Plokk Interview.txt //18.09.2008

Nun also Part 3 der rumfliegenden, abgetippten Interviews von anno dazumal. Was Plokk derzeit so treiben, weiß ich auch nicht so recht. Inzwischen ist die Band zu viert, hat aber seit 2005 keine Platte mehr veröffentlicht und macht sich auch live recht rar. Wie auch immer. Hier also die Textversion des 2006er Interviews auf dem Sofa vom Schubladenkonsortium.

Ihr habt ja da diese Spitznamen - Dodekahedrakon, Optinen Harha, Megalon. Was heißt denn das alles?

Julian: Also Dodekahedrakon heißt gar nichts und ist zusammen mit Megalon entstanden.
Floyd: Megalon - könnte man dazu sagen - ist der coole Typ aus Godzilla mit diesen geilen Armen, der hat so spitz zulaufende Arme, ich glaube mit Stacheln dran. Im besten Fall können die sich dann auch noch drehen.
Volker: Megalon ist auf jeden Fall so ein Roboter.
Floyd: Nein, Quatasch!
Volker: Kein Roboter? Jedenfalls irgendein Godzilla …
Floyd: Organisch. Ja, organischer Godzilla-Gegner.
Volker: Und ich dachte Dodekahedrakon wär irgendein Dreizehneck!? Na ja, Optinen Harha ist Finnisch und heißt Optische Täuschung. Ich hatte irgendwann mal eine finnische Bekannte und sie hat versucht mir finnisch beizubringen. Das Einzige was hängen geblieben ist, ist Optinen Harha, das fand ich irgendwie lustig.
Floyd: Ich hab übrigens auch ‘nen neuen Namen für mich. Ich heiße: “Yei äh em til passe em tu gosse em waal.” Das heißt: “Ich bin eine Schildkröte und du gehst wie ein Wal.”
Volker: Soviel zu diesem Thema.

Eure Homepage ist ja sehr designlastig und auch euer CD-Layout ist ja schon was besonderes.

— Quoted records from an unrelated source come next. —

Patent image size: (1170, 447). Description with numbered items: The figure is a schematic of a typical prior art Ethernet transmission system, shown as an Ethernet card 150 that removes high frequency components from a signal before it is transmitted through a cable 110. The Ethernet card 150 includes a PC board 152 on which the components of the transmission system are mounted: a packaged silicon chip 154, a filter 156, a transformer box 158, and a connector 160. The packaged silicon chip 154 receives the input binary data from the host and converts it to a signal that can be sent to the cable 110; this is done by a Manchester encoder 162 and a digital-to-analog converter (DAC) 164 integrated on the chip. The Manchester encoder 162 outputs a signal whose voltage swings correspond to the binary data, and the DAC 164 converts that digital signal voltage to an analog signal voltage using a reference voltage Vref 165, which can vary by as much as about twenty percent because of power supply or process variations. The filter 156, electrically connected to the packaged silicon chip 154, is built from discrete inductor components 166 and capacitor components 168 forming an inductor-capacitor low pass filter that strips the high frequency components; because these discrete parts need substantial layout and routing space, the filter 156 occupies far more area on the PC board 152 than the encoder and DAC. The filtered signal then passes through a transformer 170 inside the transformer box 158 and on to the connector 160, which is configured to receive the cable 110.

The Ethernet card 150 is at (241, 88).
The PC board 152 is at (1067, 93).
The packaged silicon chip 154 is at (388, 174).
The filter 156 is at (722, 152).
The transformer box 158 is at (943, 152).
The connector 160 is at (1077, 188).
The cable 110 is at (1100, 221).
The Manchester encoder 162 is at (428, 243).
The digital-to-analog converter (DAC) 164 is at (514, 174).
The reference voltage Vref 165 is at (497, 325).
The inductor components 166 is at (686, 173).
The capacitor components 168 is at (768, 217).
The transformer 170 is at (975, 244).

Floyd: Ja, ich mach den ganzen Quatsch immer. Ich hab mir da jetzt farbenmäßig nicht so viel überlegt, wie das klingt. Ich würde sagen momentan eher so ein knalliges grün. Also grün ist das neue pink, was vorher das neue …
Volker: Also wir sind ja momentan eher schwarz-weiß-lastig.
Floyd: Polarisierend fast.
Volker: Constructed halt, auch wenn’s manchmal nicht so klingen mag, es ist nichts zufällig.
Julian: Ganz gut war mal dieses Cover, wo wir nur 15 Stück von rausgebracht haben. Es sah aus wie ganz viele Linien, die übereinander geschachtelt waren. Wie so ein Baugerüst mit einem Baugerüst oben drüber und man guckt so von unten durch und es ergeben sich immer neue Formen.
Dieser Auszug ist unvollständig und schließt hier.